Indem wir glaubwürdig nachweisen, dass wir für Oberösterreich arbeiten und gearbeitet haben, dass Oberösterreich auf der richtigen Spur ist. Wir wollen auch signalisieren, dass wir zur Erneuerung in manchen Bereichen und zu einem ständigen Reformprozess bereit sind.
Zum Abschneiden der NEOS haben Sie gesagt, dass die Bäume der NEOS nicht in den Himmel wachsen. Tatsache ist aber, dass diese neue Partei – so wie auch die Grünen – der ÖVP vor allem in den Städten Wähler abspenstig macht.
Das ist bei der EU-Wahl sicherlich passiert. Allerdings waren die Erwartungen der NEOS – und darauf hat sich meine Antwort bezogen – ein zweistelliges Ergebnis. Davon sind sie entfernt. Aber ich nehme natürlich die NEOS als politischen Mitbewerber sehr ernst und wir unterschätzen das keinesfalls.
Muss die Politik der ÖVP in den Ballungszentren urbaner werden?
Selbstverständlich, wir müssen uns intensiv um die Menschen und ihre Anliegen in diesen Räumen kümmern.
Politik muss endlich Reformen weiterbringen
Mit der Arbeit der Bundesregierung – insbesondere in Sachen Hypo Kärnten – sind viele Österreicher unzufrieden. Welche Möglichkeiten sehen Sie, dass die Bundesregierung wieder mehr Zuspruch durch die Bevölkerung bekommt?
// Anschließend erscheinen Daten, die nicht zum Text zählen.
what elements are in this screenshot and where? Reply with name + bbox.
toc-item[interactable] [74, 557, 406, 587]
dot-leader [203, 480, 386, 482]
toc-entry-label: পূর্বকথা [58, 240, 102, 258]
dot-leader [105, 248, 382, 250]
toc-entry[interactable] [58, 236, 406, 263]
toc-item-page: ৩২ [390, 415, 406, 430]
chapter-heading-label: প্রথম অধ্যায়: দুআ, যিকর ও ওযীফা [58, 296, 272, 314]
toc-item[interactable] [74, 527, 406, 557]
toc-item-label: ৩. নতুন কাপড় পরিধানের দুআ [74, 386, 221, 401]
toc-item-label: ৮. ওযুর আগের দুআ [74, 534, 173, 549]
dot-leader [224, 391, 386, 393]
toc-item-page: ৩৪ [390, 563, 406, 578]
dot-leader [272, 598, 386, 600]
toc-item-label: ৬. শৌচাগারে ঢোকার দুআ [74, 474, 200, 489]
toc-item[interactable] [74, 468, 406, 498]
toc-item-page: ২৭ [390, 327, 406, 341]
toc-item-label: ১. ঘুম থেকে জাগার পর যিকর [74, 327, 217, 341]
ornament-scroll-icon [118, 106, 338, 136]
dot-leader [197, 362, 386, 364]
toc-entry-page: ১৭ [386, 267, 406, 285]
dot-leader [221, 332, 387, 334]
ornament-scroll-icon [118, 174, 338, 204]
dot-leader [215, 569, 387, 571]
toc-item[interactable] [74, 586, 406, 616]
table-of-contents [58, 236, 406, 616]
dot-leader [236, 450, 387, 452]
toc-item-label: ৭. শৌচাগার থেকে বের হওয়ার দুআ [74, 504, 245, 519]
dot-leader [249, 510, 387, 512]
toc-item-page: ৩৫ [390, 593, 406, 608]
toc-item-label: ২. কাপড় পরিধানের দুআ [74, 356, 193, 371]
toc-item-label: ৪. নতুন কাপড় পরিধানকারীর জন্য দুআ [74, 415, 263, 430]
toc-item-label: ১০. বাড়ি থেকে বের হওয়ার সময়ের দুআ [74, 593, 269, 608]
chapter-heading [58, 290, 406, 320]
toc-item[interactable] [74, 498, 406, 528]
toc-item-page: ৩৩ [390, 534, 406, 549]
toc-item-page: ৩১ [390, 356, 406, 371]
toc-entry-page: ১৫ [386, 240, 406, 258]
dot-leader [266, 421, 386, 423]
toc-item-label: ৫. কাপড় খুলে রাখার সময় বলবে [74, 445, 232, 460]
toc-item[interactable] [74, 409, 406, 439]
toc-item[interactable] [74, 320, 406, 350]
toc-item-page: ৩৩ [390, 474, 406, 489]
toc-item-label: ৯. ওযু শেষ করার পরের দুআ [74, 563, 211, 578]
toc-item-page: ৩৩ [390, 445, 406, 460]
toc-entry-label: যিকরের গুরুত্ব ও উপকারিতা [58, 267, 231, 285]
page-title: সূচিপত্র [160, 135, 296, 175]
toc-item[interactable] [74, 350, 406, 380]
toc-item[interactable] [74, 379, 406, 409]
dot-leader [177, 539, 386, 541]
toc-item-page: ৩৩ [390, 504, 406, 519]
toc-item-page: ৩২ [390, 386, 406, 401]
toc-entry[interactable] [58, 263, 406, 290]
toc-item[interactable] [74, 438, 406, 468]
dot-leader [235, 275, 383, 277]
Indem endlich das Kapitel Hypo Alpe Adria abgeschlossen wird, bei dem die ÖVP zum Handkuss gekommen ist bzw. der Finanzminister nur Feuerwehr spielen konnte und die Brandstifter eindeutig andere sind. Man muss sich in der Politik wieder intensiv jener Themen annehmen, bei denen in der letzten Zeit nichts weiter gegangen ist. Man muss vor allem die Reformen weiterbringen, denn wenn die Bevölkerung den Eindruck hat, es wird nur blockiert und es herrscht Stillstand und es geht nichts weiter, dann habe ich Verständnis dafür, dass man sich von der Politik abwendet.
Sie haben sich zuletzt für einen Bürokratieabbau und eine Verwaltungsvereinfachung in Österreich stark gemacht. Wie weit soll dieses Vorhaben gehen und wie viel könnte damit eingespart werden?
Ich kann nicht abschätzen, was man einsparen kann. Ich glaube, dass allein in der Doppelverwaltung im Schulbereich 20 Millionen Euro eingespart werden können. Man muss die Einsparmöglichkeiten angehen.
Wann wird die ÖVP den Kandidaten für die Bundespräsidentenwahl nominieren und haben Sie einen Favoriten?
Zum richtigen Zeitpunkt. Es genügen einige Monate vor der Wahl.